The Maximum Entropy on the Mean Method for Linear Inverse Problems (and Beyond)

Tim Hoheisel (McGill University Dept. of Mathematics and Statistics) IAM Distinguished Colloquium
September 26, 2022 3:00 pm

The principle of maximum entropy states that the probability distribution that best represents the current state of knowledge about a system is the one with largest entropy with respect to a given prior (data) distribution. It was first formulated in the context of statistical physics in two seminal papers by E. T. Jaynes (Physical Review, Series II. 1957), and thus constitutes an information-theoretic manifestation of Occam’s razor. We bring the idea of maximum entropy to bear in the context of linear inverse problems: we solve for the probability measure that is close to the (learned or chosen) prior and whose expectation has small residual with respect to the observation.

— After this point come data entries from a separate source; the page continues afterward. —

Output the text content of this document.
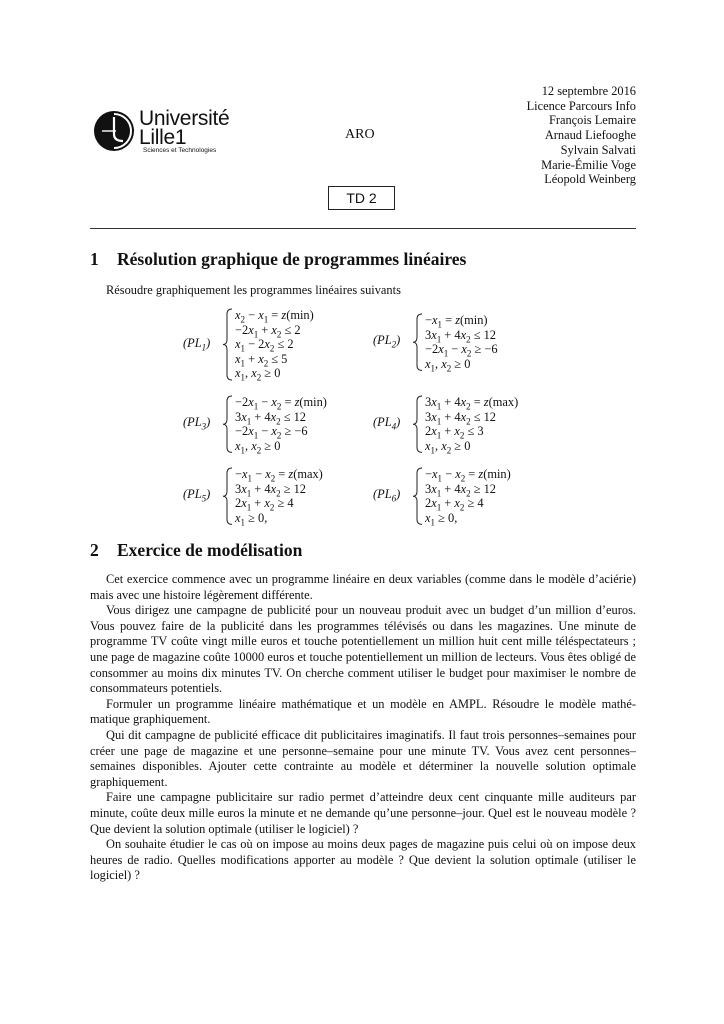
Université
Lille1
Sciences et Technologies
ARO
12 septembre 2016
Licence Parcours Info
François Lemaire
Arnaud Liefooghe
Sylvain Salvati
Marie-Émilie Voge
Léopold Weinberg
TD 2
1 Résolution graphique de programmes linéaires
Résoudre graphiquement les programmes linéaires suivants
$(PL_1)$
$x_2 - x_1 = z(\min)$
$-2x_1 + x_2 \le 2$
$x_1 - 2x_2 \le 2$
$x_1 + x_2 \le 5$
$x_1$, $x_2 \ge 0$
$(PL_2)$
$-x_1 = z(\min)$
$3x_1 + 4x_2 \le 12$
$-2x_1 - x_2 \ge -6$
$x_1$, $x_2 \ge 0$
$(PL_3)$
$-2x_1 - x_2 = z(\min)$
$3x_1 + 4x_2 \le 12$
$-2x_1 - x_2 \ge -6$
$x_1$, $x_2 \ge 0$
$(PL_4)$
$3x_1 + 4x_2 = z(\max)$
$3x_1 + 4x_2 \le 12$
$2x_1 + x_2 \le 3$
$x_1$, $x_2 \ge 0$
$(PL_5)$
$-x_1 - x_2 = z(\max)$
$3x_1 + 4x_2 \ge 12$
$2x_1 + x_2 \ge 4$
$x_1 \ge 0$,
$(PL_6)$
$-x_1 - x_2 = z(\min)$
$3x_1 + 4x_2 \ge 12$
$2x_1 + x_2 \ge 4$
$x_1 \ge 0$,
2 Exercice de modélisation

Cet exercice commence avec un programme linéaire en deux variables (comme dans le modèle d’aciérie) mais avec une histoire légèrement différente.

Vous dirigez une campagne de publicité pour un nouveau produit avec un budget d’un million d’euros. Vous pouvez faire de la publicité dans les programmes télévisés ou dans les magazines. Une minute de programme TV coûte vingt mille euros et touche potentiellement un million huit cent mille téléspectateurs ; une page de magazine coûte 10000 euros et touche potentiellement un million de lecteurs. Vous êtes obligé de consommer au moins dix minutes TV. On cherche comment utiliser le budget pour maximiser le nombre de consommateurs potentiels.

Formuler un programme linéaire mathématique et un modèle en AMPL. Résoudre le modèle mathématique graphiquement.

Qui dit campagne de publicité efficace dit publicitaires imaginatifs. Il faut trois personnes–semaines pour créer une page de magazine et une personne–semaine pour une minute TV. Vous avez cent personnes–semaines disponibles. Ajouter cette contrainte au modèle et déterminer la nouvelle solution optimale graphiquement.

Faire une campagne publicitaire sur radio permet d’atteindre deux cent cinquante mille auditeurs par minute, coûte deux mille euros la minute et ne demande qu’une personne–jour. Quel est le nouveau modèle ? Que devient la solution optimale (utiliser le logiciel) ?

On souhaite étudier le cas où on impose au moins deux pages de magazine puis celui où on impose deux heures de radio. Quelles modifications apporter au modèle ? Que devient la solution optimale (utiliser le logiciel) ?
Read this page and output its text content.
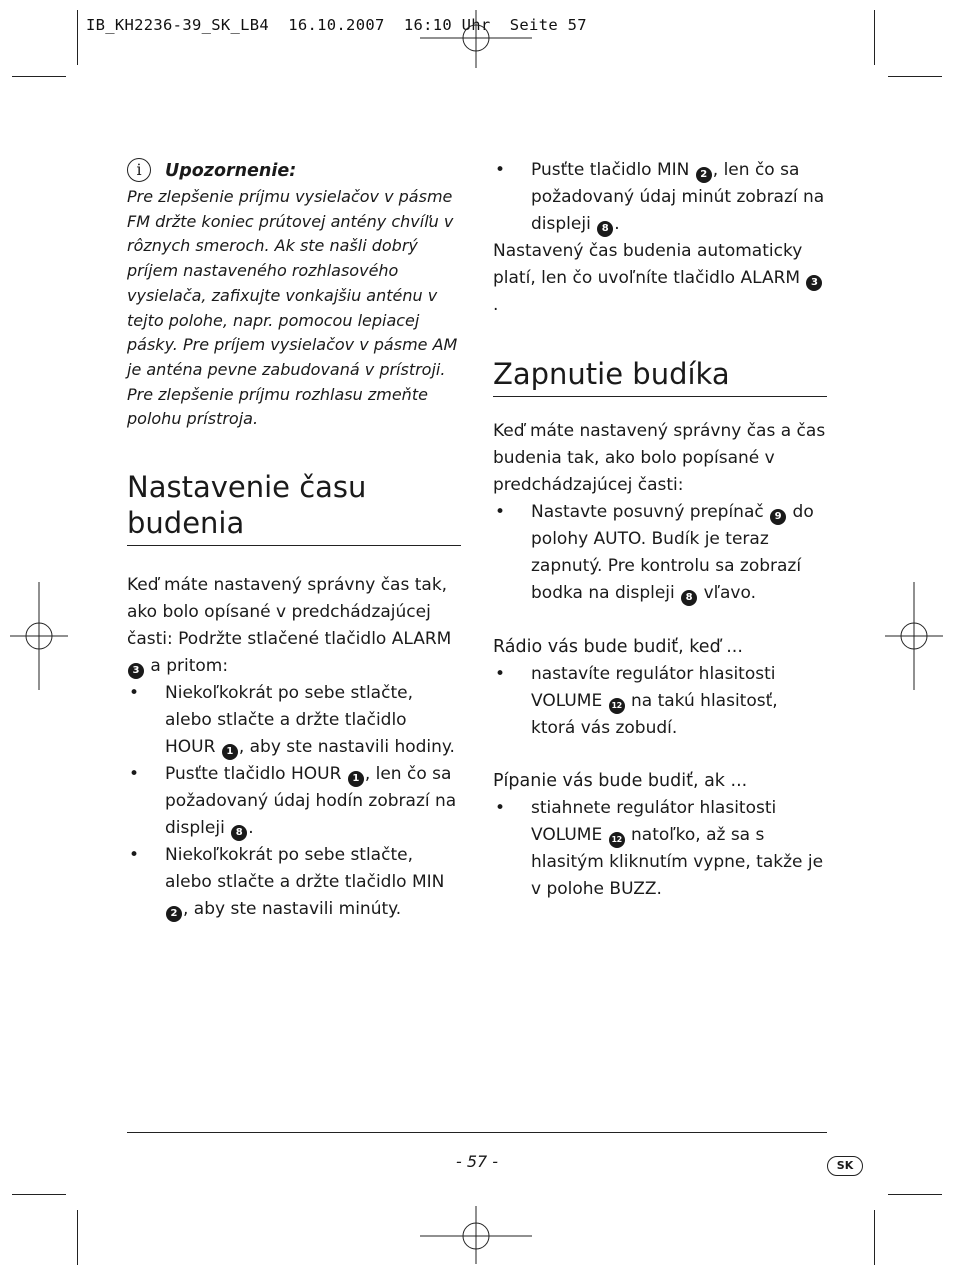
IB_KH2236-39_SK_LB4  16.10.2007  16:10 Uhr  Seite 57
i	Upozornenie:

Pre zlepšenie príjmu vysielačov v pásme FM držte koniec prútovej antény chvíľu v rôznych smeroch. Ak ste našli dobrý príjem nastaveného rozhlasového vysielača, zafixujte vonkajšiu anténu v tejto polohe, napr. pomocou lepiacej pásky. Pre príjem vysielačov v pásme AM je anténa pevne zabudovaná v prístroji. Pre zlepšenie príjmu rozhlasu zmeňte polohu prístroja.

Nastavenie času budenia

Keď máte nastavený správny čas tak, ako bolo opísané v predchádzajúcej časti: Podržte stlačené tlačidlo ALARM 3 a pritom:

• Niekoľkokrát po sebe stlačte, alebo stlačte a držte tlačidlo HOUR 1 , aby ste nastavili hodiny.
• Pusťte tlačidlo HOUR 1 , len čo sa požadovaný údaj hodín zobrazí na displeji 8 .
• Niekoľkokrát po sebe stlačte, alebo stlačte a držte tlačidlo MIN 2 , aby ste nastavili minúty.
• Pusťte tlačidlo MIN 2 , len čo sa požadovaný údaj minút zobrazí na displeji 8 .

Nastavený čas budenia automaticky platí, len čo uvoľníte tlačidlo ALARM 3.

Zapnutie budíka

Keď máte nastavený správny čas a čas budenia tak, ako bolo popísané v predchádzajúcej časti:

• Nastavte posuvný prepínač 9 do polohy AUTO. Budík je teraz zapnutý. Pre kontrolu sa zobrazí bodka na displeji 8 vľavo.
Rádio vás bude budiť, keď ...
• nastavíte regulátor hlasitosti VOLUME 12 na takú hlasitosť, ktorá vás zobudí.
Pípanie vás bude budiť, ak ...
• stiahnete regulátor hlasitosti VOLUME 12 natoľko, až sa s hlasitým kliknutím vypne, takže je v polohe BUZZ.
- 57 -	SK
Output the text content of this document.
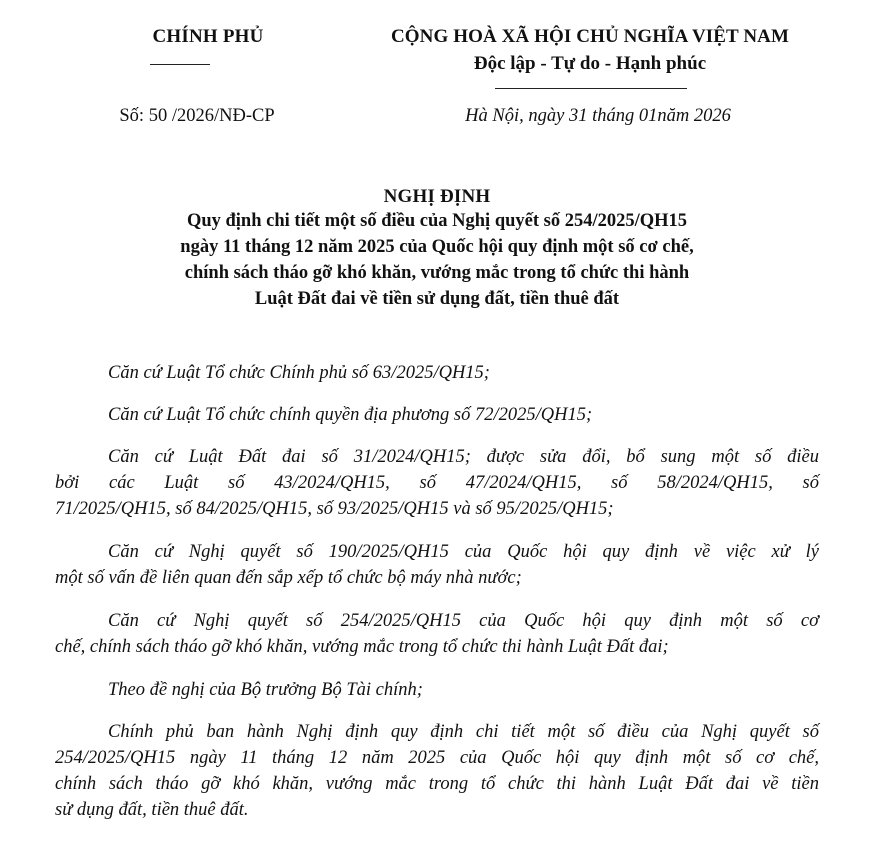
CHÍNH PHỦ	CỘNG HOÀ XÃ HỘI CHỦ NGHĨA VIỆT NAM
Độc lập - Tự do - Hạnh phúc
Số: 50 /2026/NĐ-CP	Hà Nội, ngày 31 tháng 01năm 2026
NGHỊ ĐỊNH
Quy định chi tiết một số điều của Nghị quyết số 254/2025/QH15
ngày 11 tháng 12 năm 2025 của Quốc hội quy định một số cơ chế,
chính sách tháo gỡ khó khăn, vướng mắc trong tổ chức thi hành
Luật Đất đai về tiền sử dụng đất, tiền thuê đất

Căn cứ Luật Tổ chức Chính phủ số 63/2025/QH15;

Căn cứ Luật Tổ chức chính quyền địa phương số 72/2025/QH15;

Căn cứ Luật Đất đai số 31/2024/QH15; được sửa đổi, bổ sung một số điều
bởi các Luật số 43/2024/QH15, số 47/2024/QH15, số 58/2024/QH15, số
71/2025/QH15, số 84/2025/QH15, số 93/2025/QH15 và số 95/2025/QH15;

Căn cứ Nghị quyết số 190/2025/QH15 của Quốc hội quy định về việc xử lý
một số vấn đề liên quan đến sắp xếp tổ chức bộ máy nhà nước;

Căn cứ Nghị quyết số 254/2025/QH15 của Quốc hội quy định một số cơ
chế, chính sách tháo gỡ khó khăn, vướng mắc trong tổ chức thi hành Luật Đất đai;

Theo đề nghị của Bộ trưởng Bộ Tài chính;

Chính phủ ban hành Nghị định quy định chi tiết một số điều của Nghị quyết số
254/2025/QH15 ngày 11 tháng 12 năm 2025 của Quốc hội quy định một số cơ chế,
chính sách tháo gỡ khó khăn, vướng mắc trong tổ chức thi hành Luật Đất đai về tiền
sử dụng đất, tiền thuê đất.
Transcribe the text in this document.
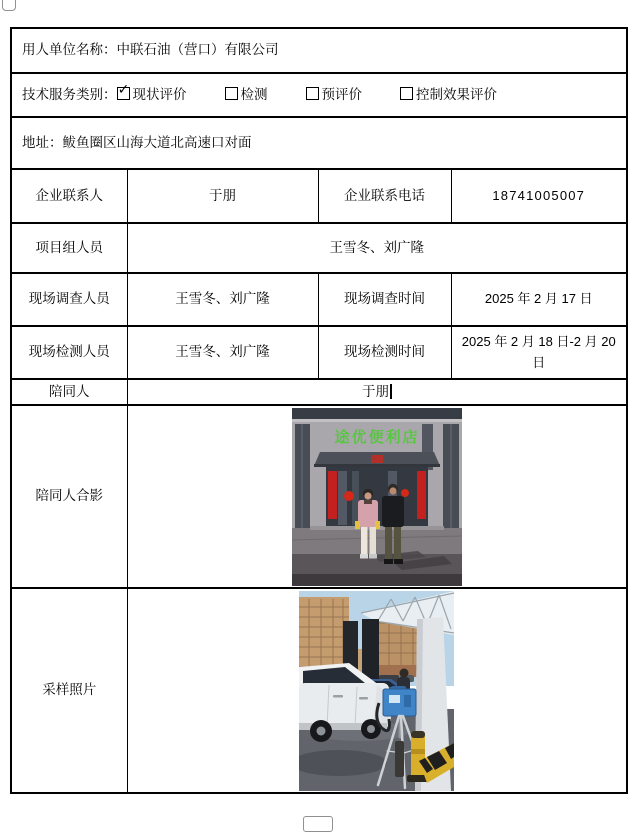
用人单位名称：中联石油（营口）有限公司			
技术服务类别： ✓ 现状评价 检测 预评价 控制效果评价			
地址：鲅鱼圈区山海大道北高速口对面			
企业联系人	于朋	企业联系电话	18741005007
项目组人员	王雪冬、刘广隆		
现场调查人员	王雪冬、刘广隆	现场调查时间	2025 年 2 月 17 日
现场检测人员	王雪冬、刘广隆	现场检测时间	2025 年 2 月 18 日-2 月 20 日
陪同人	于朋		
陪同人合影	途优便利店		

采样照片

Duality leads to tractable, finite-dimensional (dual) problems. A core tool, which we then show to be useful beyond the linear inverse problem setting, is the “MEMM functional”: it is an infimal projection of the Kullback-Leibler divergence and a linear equation, which coincides with Cramer’s function (ubiquitous in the theory of large deviations) in most cases, and is paired in duality with the cumulant generating function of the prior measure. Numerical examples underline the efficacy of the presented framework.

This is joint work with Yakov Vaisbourd (McGill), Rustum Choksi (McGill), Ariel Goodwin (McGill), and Carola-Bibiane Schönlieb (Cambridge).